Staunton, August 27 – Putinism is remarkably consistent and in its own terms “harmonious,’ Igor Yakovenko says. It is against progress and positively disposed to dictators. But there is “one detail which violates this harmony and introduces a definite dissonance,” its attitudes toward and relationship with Israel and Russia’s own Jewish population.
With regard to Israel, the Russian commentator says, Putin’s Russia unexpectedly has “warm, friendly and one can even say sincere relations. And inside Russia, there exists warm support of Putin’s course by a wide range of Jewish organizations” (kasparov.ru/material.php?id=5D64EE09E14EE).
With regard to Israel, Yakovenko says, Putin has better relations that are fundamentally different and closer than with “other countries of the Western, Judeo-Christian world, of which Israel is an inalienable part.” Israel did not denounce Russia for its annexation of Crimea at least initially, and it was “one of the few countries of the civilized world which supported Putin during the second Chechen world.”
Moreover, Yakovenko continues, “Israel is one of the few countries of the civilized world which has visa-free relations with Russia,” not surprising at one level because there are “more than a million Russian Israelis” but very at another because this arrangement was introduced after Putin’s 2007 Munich speech.
As Yakovenko notes, “the political elites of many if not the majority of countries of ‘the greater West’ … display ‘delicacy’ and ‘flexibility’ with regard to Israel and its policies.” But Russia does so and gets the response it does despite its support for the terrorist organizations Hamas and Hezbollah which call for the destruction of Israel and “’the final solution of the Jewish question.’”
“The ‘flexibility’ and ‘delicacy’ of Israel toward Putin’s Russia is not only explicable but justified,” Yakovenko continues, given its location and the threats to its existence that Israel faces And its approach “would be absolutely justified not only tactically but also strategically if it weren’t for one circumstance connected with the internal logic of what’s happening in Russia.”

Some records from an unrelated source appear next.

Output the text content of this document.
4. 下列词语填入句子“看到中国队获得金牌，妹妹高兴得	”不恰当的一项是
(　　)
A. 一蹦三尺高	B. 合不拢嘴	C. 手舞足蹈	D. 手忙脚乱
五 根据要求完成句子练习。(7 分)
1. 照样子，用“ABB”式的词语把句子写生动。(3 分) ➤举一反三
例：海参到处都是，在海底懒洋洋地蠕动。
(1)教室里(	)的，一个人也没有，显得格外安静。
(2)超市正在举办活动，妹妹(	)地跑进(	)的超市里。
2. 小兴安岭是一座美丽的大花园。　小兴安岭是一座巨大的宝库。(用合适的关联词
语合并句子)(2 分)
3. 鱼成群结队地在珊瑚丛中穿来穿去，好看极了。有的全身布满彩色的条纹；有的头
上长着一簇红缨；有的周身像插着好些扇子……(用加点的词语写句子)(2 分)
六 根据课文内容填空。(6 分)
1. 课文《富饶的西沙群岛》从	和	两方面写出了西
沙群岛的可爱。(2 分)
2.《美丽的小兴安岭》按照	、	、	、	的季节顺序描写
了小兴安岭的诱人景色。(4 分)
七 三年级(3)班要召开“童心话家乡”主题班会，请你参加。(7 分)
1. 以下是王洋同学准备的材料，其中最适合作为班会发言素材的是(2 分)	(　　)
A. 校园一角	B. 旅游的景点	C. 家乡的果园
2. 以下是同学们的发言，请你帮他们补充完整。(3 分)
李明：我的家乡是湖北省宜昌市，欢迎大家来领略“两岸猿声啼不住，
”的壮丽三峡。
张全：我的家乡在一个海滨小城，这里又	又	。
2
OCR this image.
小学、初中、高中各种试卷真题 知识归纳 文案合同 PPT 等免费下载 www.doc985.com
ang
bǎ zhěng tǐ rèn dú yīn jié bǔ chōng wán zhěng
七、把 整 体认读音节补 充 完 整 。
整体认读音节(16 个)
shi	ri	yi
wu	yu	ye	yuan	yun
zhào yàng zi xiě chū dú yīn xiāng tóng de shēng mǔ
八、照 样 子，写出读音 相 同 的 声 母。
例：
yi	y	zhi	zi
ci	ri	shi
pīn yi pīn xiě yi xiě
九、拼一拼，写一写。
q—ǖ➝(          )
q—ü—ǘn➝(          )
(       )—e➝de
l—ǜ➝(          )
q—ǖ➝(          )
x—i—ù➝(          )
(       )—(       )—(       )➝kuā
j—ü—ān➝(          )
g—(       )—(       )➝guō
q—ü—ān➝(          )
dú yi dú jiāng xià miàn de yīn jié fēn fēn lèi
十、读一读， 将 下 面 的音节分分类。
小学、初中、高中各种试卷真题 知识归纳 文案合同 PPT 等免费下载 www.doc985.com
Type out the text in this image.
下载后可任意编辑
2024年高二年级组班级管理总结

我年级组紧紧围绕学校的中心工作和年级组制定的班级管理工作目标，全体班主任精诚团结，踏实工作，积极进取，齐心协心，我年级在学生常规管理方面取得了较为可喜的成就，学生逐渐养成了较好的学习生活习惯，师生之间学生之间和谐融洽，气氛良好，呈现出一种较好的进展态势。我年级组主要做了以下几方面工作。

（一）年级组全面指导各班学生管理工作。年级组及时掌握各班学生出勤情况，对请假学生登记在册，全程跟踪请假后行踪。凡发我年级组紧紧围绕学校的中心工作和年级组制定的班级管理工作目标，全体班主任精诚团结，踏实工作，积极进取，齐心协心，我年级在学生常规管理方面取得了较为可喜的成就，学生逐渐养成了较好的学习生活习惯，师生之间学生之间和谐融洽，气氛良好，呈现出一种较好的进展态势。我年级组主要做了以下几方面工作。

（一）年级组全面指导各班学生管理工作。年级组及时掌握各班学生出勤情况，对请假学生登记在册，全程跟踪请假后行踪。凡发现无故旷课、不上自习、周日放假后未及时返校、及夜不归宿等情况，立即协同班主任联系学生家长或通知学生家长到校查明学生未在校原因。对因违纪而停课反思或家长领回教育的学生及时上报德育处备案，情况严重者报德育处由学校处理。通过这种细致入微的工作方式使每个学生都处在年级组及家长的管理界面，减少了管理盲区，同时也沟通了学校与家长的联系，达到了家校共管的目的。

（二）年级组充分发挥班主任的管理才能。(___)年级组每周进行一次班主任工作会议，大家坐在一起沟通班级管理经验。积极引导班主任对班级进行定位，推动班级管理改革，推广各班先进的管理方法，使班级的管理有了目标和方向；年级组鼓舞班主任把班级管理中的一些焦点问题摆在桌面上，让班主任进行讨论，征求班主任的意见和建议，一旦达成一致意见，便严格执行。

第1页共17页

“The Putin regime is approaching its end,” the Russian commentator says; but unlike its Soviet predecessor, it is prepared to use force against both its own people (repression) and other countries (war) to maintain itself in power, with the latter perhaps especially likely as its position deteriorates.
Indeed, Yakovenko argues, for the Putin regime like other governments of a similar type, “in addition to tightening the screws, war is” a most useful tool. And the probability that the Kremlin will unleash one that will involve the Middle East cannot be dismissed as a complete impossibility.
“Therefore, while conducting a wise tactic of maintaining calm relations with Putin’s Russia,” Yakovenko says, Israel would be “no less wise” to “develop together with the entire civilized world a strategy capable of ensuring the least threatening deconstruction of a regime which today the chief threat for the entire world.”
With regard to the Jews in Russia, he continues, “at the official level complete harmony and ‘friendship of the peoples’ rules.” There is no “open state anti-Semitism,” despite the occasional statements of some in the party of power. And the leading Jewish organizations support Putin, often enthusiastically; and he reciprocates when they do.
But and this is important for the future, Yakovenko says, Russian Jews as a whole have a somewhat different attitude toward Putin and his regime. A survey the commentator conducted in 2010 found that Jewish voters overwhelmingly preferred anti-Putin parties and by themselves would have elected an anti-Putin Duma.
This pattern is not because “Jews are better or worse than all other Russians,” Yakovenko says. It is simply the long history of the people and the historical memory formed on its basis has inclined them to skepticism toward any dictatorship and toward love for freedom and a high level of personal autonomy.”
“And thus both Israel and many Russian Jews have a deep conflict at the level of values with those basic ones that lie at the foundation of Putinism.” Today, this conflict is “latent,” but it “can at any moment wake up” because “Putinism today is the chief enemy of freedom and progress on the planet – and that means at the strategic level, the enemy of the Jewish people.”